Depuis des années, on spéculait sur la possibilité d'une vie extraterrestre sur Europe, en raison de l'immense océan qui (en théorie) existe sous sa surface. Toute mission visant à étudier cet océan aurait besoin de forer des kilomètres de glace, mais la dernière annonce de la NASA met sur la table un raccourci intéressant.
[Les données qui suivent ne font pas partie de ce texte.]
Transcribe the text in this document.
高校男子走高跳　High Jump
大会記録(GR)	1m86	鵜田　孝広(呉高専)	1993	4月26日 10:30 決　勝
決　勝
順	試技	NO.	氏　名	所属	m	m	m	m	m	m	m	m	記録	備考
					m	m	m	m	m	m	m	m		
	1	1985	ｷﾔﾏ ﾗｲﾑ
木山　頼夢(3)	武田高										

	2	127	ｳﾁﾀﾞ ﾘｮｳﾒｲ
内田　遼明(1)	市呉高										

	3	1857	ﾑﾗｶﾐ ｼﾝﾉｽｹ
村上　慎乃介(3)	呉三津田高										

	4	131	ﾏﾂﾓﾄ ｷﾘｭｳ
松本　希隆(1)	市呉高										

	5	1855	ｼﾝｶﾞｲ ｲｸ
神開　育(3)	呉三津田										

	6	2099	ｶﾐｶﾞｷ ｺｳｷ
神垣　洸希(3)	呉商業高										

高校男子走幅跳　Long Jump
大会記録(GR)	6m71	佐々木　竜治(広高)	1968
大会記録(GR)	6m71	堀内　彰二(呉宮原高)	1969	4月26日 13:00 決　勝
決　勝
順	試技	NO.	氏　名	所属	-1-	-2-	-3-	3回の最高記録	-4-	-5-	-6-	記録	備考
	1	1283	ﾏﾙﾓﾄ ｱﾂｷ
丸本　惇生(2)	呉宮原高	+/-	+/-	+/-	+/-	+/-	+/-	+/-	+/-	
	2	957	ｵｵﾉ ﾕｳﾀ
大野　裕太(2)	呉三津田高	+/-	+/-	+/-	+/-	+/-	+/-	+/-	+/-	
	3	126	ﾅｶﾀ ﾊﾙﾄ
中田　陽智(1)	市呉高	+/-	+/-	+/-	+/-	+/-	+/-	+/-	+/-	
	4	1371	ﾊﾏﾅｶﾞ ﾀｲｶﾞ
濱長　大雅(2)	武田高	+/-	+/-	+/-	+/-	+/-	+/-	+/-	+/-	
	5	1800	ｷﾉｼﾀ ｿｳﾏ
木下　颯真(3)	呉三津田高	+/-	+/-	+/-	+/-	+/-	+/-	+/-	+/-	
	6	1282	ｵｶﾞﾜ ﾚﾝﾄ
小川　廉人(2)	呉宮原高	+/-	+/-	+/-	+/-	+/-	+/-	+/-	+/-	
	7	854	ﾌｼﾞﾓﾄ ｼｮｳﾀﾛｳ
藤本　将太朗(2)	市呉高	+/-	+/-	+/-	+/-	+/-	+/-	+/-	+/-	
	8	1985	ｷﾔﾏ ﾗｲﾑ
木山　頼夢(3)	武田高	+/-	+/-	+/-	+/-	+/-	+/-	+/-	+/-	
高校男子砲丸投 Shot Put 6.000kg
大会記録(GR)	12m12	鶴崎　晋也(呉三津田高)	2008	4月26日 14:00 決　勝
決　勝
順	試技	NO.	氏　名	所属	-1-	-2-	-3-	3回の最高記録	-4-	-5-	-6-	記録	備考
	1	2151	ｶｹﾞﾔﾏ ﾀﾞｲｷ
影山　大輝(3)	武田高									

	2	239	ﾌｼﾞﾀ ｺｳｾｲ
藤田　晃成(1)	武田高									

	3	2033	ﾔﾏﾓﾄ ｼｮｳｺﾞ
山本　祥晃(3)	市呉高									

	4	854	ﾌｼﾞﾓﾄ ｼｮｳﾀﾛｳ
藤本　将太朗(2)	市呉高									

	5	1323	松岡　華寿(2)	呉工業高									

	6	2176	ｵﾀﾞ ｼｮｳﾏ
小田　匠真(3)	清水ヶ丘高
Grâce au télescope spatial Hubble, les experts ont détecté ce qui semble être des « panaches d'eau » qui expulsent le liquide piégé à la surface, ce qui permettrait une analyse beaucoup moins « destructive » de ses propriétés.
Au fil du temps, nous avons appris à recevoir les annonces de la NASA avec une certaine distance. Cela n'est pas dû à une erreur de l'agence, mais au fait que les canaux chargés de transmettre l'information ont tendance à « en rajouter ». Même si nous comprenons que cela facilite la « vente » des nouveautés scientifiques, cela finit par décevoir certains. Cela dit, nous arrivons à la nouvelle : la NASA semble avoir détecté l'existence de « panaches d'eau » sur la lune jovienne Europe. En termes très simples, un panache d'eau sur Europe est similaire à un « super-geyser » qui projette du liquide à plus de 200 kilomètres au-dessus de la surface. Cette détection est importante pour deux raisons :
La preuve d'un océan immense
La première est qu'elle s'ajoute comme preuve à la théorie du gigantesque océan qui réside sous la surface glacée de la lune. Cet océan reste un sujet de débat intense, car il existe des différences substantielles entre les modèles proposés, mais les panaches d'eau favoriseraient la présence d'eau liquide, maintenue dans cet état par ce qu'on appelle « échauffement de marée ».
Un accès à l'océan sans forage
La seconde est que ces panaches nous donneraient accès à l'océan sans avoir à forer, une option envisagée par de nombreuses missions d'exploration.
Les premiers indices sur des panaches d'eau sur Europe ont été révélés en 2012 grâce au travail d'une équipe stationnée au Southwest Research Institute de San Antonio, tandis que les dernières données proviennent du Space Telescope Science Institute à Baltimore. Les deux équipes ont utilisé des techniques différentes, mais ont un élément commun : l'instrument d'imagerie spectrographique installé sur le télescope spatial Hubble.
Autre détail à prendre en compte : les panaches d'eau ne sont pas permanents. Sur un total de dix observations réalisées ces dernières années, seules trois ont révélé des preuves suffisantes. Et c'est là le point crucial : des indices, pas des preuves. Les certitudes n'arriveront qu'avec des observations plus précises de Hubble, le futur télescope James Webb, et si tout se passe bien, la mission « Europa Multiple-Flyby » qui devrait débuter au début de la prochaine décennie. Toute mission destinée à Europe doit être planifiée avec grand soin. Après tout, Jupiter n'est pas un bon voisin, et sa radiation peut détruire notre technologie en un temps record (il suffit de regarder l'orbite de la sonde Juno pour le confirmer).